Bild: Ist die Sitzgruppe für die Gläubiger schon gerichtet? Italien taktiert …
Das Duell [1][zwischen Italien und Europa] geht in eine neue Runde. Nach
einem angespannten Schlagabtausch über Italiens Haushaltspläne hat die
Europäische Kommission am 21. November den italienischen Haushalt abgelehnt
und sich zum ersten Mal in ihrer Geschichte für ein Defizitverfahren
[2][gegen einen Mitgliedsstaat ausgesprochen]. Die italienische Regierung
strebte im vorgelegten Haushalt für 2019 eine Neuverschuldung von 2,4
Prozent an. Damit lag sie um 1,5 Prozentpunkte über dem Prozentsatz der
Neuverschuldung, den Europa mit der Vorgängerregierung vereinbart hatte.

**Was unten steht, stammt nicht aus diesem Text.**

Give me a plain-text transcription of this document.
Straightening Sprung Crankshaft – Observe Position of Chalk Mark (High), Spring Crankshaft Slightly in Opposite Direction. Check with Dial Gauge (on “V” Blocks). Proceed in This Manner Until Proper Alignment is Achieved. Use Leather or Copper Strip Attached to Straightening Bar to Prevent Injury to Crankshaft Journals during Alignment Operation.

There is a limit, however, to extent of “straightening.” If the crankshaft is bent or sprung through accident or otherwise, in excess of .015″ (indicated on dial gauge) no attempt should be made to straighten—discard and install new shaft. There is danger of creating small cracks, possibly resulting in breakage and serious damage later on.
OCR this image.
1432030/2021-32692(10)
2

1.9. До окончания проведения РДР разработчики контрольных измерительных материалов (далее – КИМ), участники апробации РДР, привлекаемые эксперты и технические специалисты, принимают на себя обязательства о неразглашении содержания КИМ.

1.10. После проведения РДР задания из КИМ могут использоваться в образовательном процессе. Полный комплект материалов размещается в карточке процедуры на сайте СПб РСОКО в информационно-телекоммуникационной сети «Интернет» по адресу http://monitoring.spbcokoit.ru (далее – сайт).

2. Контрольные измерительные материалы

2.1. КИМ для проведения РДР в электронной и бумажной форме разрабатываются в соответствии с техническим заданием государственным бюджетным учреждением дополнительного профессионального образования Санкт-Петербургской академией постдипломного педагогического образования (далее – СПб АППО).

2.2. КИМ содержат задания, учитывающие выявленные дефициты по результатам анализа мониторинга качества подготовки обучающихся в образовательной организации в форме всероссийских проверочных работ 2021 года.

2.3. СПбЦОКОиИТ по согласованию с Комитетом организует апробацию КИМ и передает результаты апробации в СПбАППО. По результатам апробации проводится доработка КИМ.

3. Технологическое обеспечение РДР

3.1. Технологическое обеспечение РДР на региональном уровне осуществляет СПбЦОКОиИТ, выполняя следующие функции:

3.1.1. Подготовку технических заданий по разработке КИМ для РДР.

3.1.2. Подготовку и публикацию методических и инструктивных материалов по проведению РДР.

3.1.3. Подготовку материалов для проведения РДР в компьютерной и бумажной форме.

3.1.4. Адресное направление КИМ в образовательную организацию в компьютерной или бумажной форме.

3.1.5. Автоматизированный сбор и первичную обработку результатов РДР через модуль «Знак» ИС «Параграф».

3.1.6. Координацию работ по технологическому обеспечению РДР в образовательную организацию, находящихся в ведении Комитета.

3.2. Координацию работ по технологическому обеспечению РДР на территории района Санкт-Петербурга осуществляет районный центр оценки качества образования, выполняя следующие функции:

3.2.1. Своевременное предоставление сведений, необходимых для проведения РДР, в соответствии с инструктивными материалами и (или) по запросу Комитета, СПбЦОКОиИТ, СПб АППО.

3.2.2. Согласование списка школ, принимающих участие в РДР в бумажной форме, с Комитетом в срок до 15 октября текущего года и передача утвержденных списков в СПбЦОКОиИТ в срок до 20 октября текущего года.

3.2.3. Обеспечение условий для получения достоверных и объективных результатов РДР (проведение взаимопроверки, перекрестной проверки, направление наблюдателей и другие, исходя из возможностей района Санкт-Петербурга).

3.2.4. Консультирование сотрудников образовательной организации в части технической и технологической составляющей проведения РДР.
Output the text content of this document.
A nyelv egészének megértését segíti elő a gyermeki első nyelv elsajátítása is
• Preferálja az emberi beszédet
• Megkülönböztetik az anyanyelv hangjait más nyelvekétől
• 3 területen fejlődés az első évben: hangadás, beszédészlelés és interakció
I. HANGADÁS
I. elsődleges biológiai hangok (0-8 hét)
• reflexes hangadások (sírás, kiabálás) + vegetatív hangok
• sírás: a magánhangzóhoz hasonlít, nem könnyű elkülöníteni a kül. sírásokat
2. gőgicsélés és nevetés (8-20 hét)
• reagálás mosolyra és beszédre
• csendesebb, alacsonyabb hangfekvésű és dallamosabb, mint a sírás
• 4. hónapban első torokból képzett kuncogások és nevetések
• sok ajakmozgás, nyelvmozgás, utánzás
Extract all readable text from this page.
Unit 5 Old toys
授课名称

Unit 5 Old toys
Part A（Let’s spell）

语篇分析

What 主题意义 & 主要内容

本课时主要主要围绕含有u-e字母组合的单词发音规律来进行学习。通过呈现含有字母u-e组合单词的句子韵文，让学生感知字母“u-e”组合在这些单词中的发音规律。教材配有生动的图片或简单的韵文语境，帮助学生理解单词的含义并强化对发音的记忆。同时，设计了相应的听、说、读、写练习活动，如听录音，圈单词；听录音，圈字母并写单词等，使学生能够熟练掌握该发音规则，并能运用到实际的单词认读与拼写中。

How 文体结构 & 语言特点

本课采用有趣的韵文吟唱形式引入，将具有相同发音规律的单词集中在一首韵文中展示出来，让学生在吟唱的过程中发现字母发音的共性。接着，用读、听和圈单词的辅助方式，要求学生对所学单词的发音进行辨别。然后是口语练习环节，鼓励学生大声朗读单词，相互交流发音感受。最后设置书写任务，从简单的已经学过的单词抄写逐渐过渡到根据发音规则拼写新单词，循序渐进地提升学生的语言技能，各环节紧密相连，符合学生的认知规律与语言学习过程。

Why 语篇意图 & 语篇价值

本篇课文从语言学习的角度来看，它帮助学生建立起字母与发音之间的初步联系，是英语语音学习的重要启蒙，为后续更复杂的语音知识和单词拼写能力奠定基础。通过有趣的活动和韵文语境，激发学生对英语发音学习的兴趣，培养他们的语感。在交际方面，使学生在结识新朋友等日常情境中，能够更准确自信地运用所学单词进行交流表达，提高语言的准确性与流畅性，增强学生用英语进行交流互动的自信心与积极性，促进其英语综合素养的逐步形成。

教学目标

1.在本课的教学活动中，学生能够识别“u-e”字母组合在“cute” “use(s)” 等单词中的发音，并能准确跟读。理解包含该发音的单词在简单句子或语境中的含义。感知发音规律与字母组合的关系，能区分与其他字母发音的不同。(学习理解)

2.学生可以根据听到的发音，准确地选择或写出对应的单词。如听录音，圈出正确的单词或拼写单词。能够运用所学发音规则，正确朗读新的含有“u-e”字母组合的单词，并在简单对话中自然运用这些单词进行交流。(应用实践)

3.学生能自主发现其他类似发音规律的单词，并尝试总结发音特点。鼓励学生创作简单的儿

Italien will neue Schulden machen, um die Versprechen in die Tat
umzusetzen, die [3][der rechten Lega] und der [4][Fünf-Sterne-Bewegung] im
Sommer 2018 die Wählergunst zuspielten. Ein „Grundeinkommen“ wurde da
vollmundig angepriesen, das in seinem Entwurf allenfalls einer sozialen
Grundabsicherung, ähnlich dem deutschen Hartz IV, entspräche. Unternehmen
wurden mit Steuergeschenken gelockt, die einer Flat Tax gleichkommen
sollen.
Vor diesem Hintergrund hatte die Europäische Kommission bereits Ende
Oktober Widerstand angekündigt. Die italienische Regierung ließ sich davon
nicht beirren und suchte die Auseinandersetzung mit Brüssel. Ganz Italien
spricht seitdem über lo spread. Gemeint ist der Risikoaufschlag für den
[5][Kauf von italienischen Staatsanleihen] im Verhältnis zu deutschen
Bundesanleihen. Seit Anfang Oktober liegt der Spread bei über 3 Prozent.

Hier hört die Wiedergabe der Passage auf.